"Yes," he answered, in teeth of the voice that seemed to haunt him. "If I have not gone away from England on this expedition, I will come."
"Thank you," she said, with a soft flush.
He turned and looked fully at her. Her hand was in his, for he had not relinquished it. Only about half a minute had he held it; it takes longer to tell these things than to act them. The poker was in his other hand, and he put it down with a clatter, which prevented their hearing the footsteps of Mrs. Macpherson on the soft carpet outside. That discreet matron, glancing through the partially open door, took the view of what she saw with her keen brain, and stood transfixed.
"My heart alive, is there anything between them?" ran her surprised thoughts. "Well, that would be a go! Robert Hunter ain't no match for her father's child. Hand in hand, be they! and his eyes dropped on her face as if he was a-hungering to eat it. Not in this house, my good gentleman."
With a cough and a shuffling, as if the carpet had got entangled with her feet, Mrs.

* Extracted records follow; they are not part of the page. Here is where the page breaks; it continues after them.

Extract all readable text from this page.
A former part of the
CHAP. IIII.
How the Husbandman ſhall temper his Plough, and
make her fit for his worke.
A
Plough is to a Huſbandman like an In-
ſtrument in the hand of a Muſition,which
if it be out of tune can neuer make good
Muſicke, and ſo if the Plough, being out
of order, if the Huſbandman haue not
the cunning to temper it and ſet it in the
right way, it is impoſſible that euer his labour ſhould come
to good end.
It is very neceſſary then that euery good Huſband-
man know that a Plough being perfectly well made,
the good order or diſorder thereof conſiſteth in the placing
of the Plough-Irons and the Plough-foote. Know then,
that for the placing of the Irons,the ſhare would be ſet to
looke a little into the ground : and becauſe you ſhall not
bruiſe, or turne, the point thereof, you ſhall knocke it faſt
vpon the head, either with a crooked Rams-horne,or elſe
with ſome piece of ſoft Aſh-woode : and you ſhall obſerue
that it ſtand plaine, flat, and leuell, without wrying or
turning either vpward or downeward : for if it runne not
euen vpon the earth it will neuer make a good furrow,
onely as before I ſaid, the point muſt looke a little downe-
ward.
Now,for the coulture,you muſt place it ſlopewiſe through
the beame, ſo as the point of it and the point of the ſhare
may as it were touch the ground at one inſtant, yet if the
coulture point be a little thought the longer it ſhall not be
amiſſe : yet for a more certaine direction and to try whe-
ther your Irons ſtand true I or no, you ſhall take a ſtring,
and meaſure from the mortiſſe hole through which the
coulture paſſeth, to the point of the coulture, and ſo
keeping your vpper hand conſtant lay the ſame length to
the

Macpherson made her advent known. When she advanced into the room the position of the parties had changed: he was at one corner of the fire-place, she at the other, silent, demure, innocent-looking both of them as two doves.
Not a word said Mrs. Macpherson. Miss Hunter came in, the professor followed, the announcement of dinner followed him. And somehow there arose no further opportunity for as much as a hand-shake between the suspected pair. But on the next day Mrs. Macpherson drove round to Miss Jupp's, and made to that lady a communication.
"I don't say as it is so, Miss Jupp; mind that; their fingers might have got together accidental. I am bound to say that I never noticed nothing between 'em before. But I'm a straightforward body, liking to go to the root o' things at first with folks, and do as I'd be done by. And goodness only knows what might have become of us if I'd not been, with the professor's brain a-lodging up in the skies! I'll go to Miss Jupp, says I to myself last night; and here I am."
"I think--I hope that it is quite unlikely," said Miss Jupp; beginning, however, to feel uncomfortable.
"So do I. I've told you so. But it was my place to come and put you on your guard. I declare to goodness that never a thought of such a thing struck me, or you may be sure I'd not have had Robert Hunter to my house when she was there. 'When the steed's stole, one locks the stable door."
"Miss Hunter tells me that she and her brother are going to spend a week at Coastdown."